One effective shared control mechanism that can be used to generate autonomous control policies is the ‘heterogonous control sharing’, where the control channels of the robot and the human are chosen to be orthogonal. In the previous human-robot control settings, the robot and the human have commanded the same control channel, so a ‘weight’ or arbitration between the human and robot has become necessary. However, such a weighting mechanisms is needed in heterogeneous control sharing making it a good choice for robot skill synthesis when such control split can be made. To realize a heterogeneous control sharing system, the so called ‘ball swapping task’ (Moore and Oztop 2012) is chosen which requires a robot hand with dexterous fingers to swap the position of a pair of balls held by the robot hand. The robot finger movements are given the basic autonomy of following an open loop sine wave with constant phase difference between the fingers. This is not at all sufficient to swap the balls. Human entered the control loop by commanding the robot arm (that has the robot hand mounted as its end-effector) by generating the desired position and orientation commands for the hand. Although initially it was not clear whether a human operator can learn to control the robot arm in response to finger and ball states to achieve ball swapping, in a few days an arm policy is discovered by the human operator that facilitates the ball swap, which then is used to synthesize a fully autonomous ball swapping performance.

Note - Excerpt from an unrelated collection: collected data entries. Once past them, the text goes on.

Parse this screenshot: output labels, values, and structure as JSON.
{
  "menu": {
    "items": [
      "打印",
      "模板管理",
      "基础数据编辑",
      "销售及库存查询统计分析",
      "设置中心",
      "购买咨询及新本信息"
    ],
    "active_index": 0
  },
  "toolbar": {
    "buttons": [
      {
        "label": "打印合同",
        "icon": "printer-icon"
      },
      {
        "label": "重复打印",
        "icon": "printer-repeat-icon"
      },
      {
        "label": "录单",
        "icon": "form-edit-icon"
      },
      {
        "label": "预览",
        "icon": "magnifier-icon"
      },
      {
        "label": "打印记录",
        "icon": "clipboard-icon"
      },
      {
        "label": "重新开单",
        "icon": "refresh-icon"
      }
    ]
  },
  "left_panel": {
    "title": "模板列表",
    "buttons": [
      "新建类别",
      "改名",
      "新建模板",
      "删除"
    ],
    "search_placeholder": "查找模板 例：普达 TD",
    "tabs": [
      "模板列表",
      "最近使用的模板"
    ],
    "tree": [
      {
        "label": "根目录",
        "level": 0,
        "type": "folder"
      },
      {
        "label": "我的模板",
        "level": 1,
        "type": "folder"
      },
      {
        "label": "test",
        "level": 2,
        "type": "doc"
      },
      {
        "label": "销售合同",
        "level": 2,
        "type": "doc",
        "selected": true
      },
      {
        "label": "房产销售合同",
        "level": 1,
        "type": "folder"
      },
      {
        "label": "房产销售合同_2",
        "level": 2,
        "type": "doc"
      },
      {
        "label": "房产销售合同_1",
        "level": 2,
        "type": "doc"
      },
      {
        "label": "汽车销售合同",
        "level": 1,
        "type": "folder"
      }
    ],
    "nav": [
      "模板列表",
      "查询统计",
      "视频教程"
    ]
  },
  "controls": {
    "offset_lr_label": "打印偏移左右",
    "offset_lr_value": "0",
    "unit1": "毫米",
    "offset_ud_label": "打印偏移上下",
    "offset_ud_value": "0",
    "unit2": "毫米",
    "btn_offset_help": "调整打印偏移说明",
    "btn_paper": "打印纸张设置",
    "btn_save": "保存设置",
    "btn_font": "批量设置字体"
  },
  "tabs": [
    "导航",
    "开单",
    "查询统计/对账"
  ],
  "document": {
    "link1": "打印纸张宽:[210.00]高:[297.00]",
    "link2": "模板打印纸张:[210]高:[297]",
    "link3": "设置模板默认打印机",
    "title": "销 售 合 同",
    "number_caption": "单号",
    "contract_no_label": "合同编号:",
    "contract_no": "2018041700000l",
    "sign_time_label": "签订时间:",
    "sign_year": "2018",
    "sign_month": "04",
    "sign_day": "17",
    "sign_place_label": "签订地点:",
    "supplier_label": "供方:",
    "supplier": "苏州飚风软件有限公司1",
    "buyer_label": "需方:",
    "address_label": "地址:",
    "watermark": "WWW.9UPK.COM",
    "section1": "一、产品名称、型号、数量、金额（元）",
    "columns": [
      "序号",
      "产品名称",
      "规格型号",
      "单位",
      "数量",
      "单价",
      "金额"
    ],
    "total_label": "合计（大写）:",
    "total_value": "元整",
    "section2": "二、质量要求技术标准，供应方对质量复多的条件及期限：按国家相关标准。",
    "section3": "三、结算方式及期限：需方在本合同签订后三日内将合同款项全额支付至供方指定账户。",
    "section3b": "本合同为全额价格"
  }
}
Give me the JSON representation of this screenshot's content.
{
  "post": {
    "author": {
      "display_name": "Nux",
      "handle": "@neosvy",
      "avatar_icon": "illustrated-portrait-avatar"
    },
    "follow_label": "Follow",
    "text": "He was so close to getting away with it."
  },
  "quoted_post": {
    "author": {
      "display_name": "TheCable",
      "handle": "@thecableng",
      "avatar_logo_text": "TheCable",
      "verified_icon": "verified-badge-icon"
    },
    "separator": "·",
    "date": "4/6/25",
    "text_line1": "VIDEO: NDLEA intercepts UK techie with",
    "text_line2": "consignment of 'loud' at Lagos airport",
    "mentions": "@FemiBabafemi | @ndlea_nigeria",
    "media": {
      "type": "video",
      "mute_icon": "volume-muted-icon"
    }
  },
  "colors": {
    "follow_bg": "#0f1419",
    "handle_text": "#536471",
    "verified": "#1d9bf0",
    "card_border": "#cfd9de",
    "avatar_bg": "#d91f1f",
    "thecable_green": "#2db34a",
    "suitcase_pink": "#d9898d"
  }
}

Overall, in this project several aspects of human in the loop robot control systems are studied. In particular, simultaneous learning of the robot and the human for the aim of autonomous policy synthesis and shared control for obtaining a synergistic performance to surpass what can be achieved by the individual agents alone has been addressed. It is becoming more and more clear that for a robot enabled society, equipping robots with mechanisms to enable them to symbiotically operate with humans is at least as critical as robot autonomy and dexterity. This work made a step towards developing technologies that targets not only autonomous skill generation but also shared control mechanisms that will synergistically combine the skills of robots and humans for better performance. The study of human sensorimotor adaptation for robot control and robot learning is a rich research venue that may potentially lead to paradigm shifts in how robots are programmed, tested and deployed in everyday life. In particular, we may see robotic trainers as a new employment area where employees use their sensorimotor adaptation capacity to train robots. In fact, expert crane operators who must tune their sensorimotor skills to perform precisely and robustly are always on the high demand. Likewise, the need for master remote flight operators for the unmanned aerial vehicles are on the rise. It is not difficult to imagine that these expert operators of today will be transformed into the ‘robot trainers’ of the near future as the socio-economic impact of the research direction that the Converge project has contributed.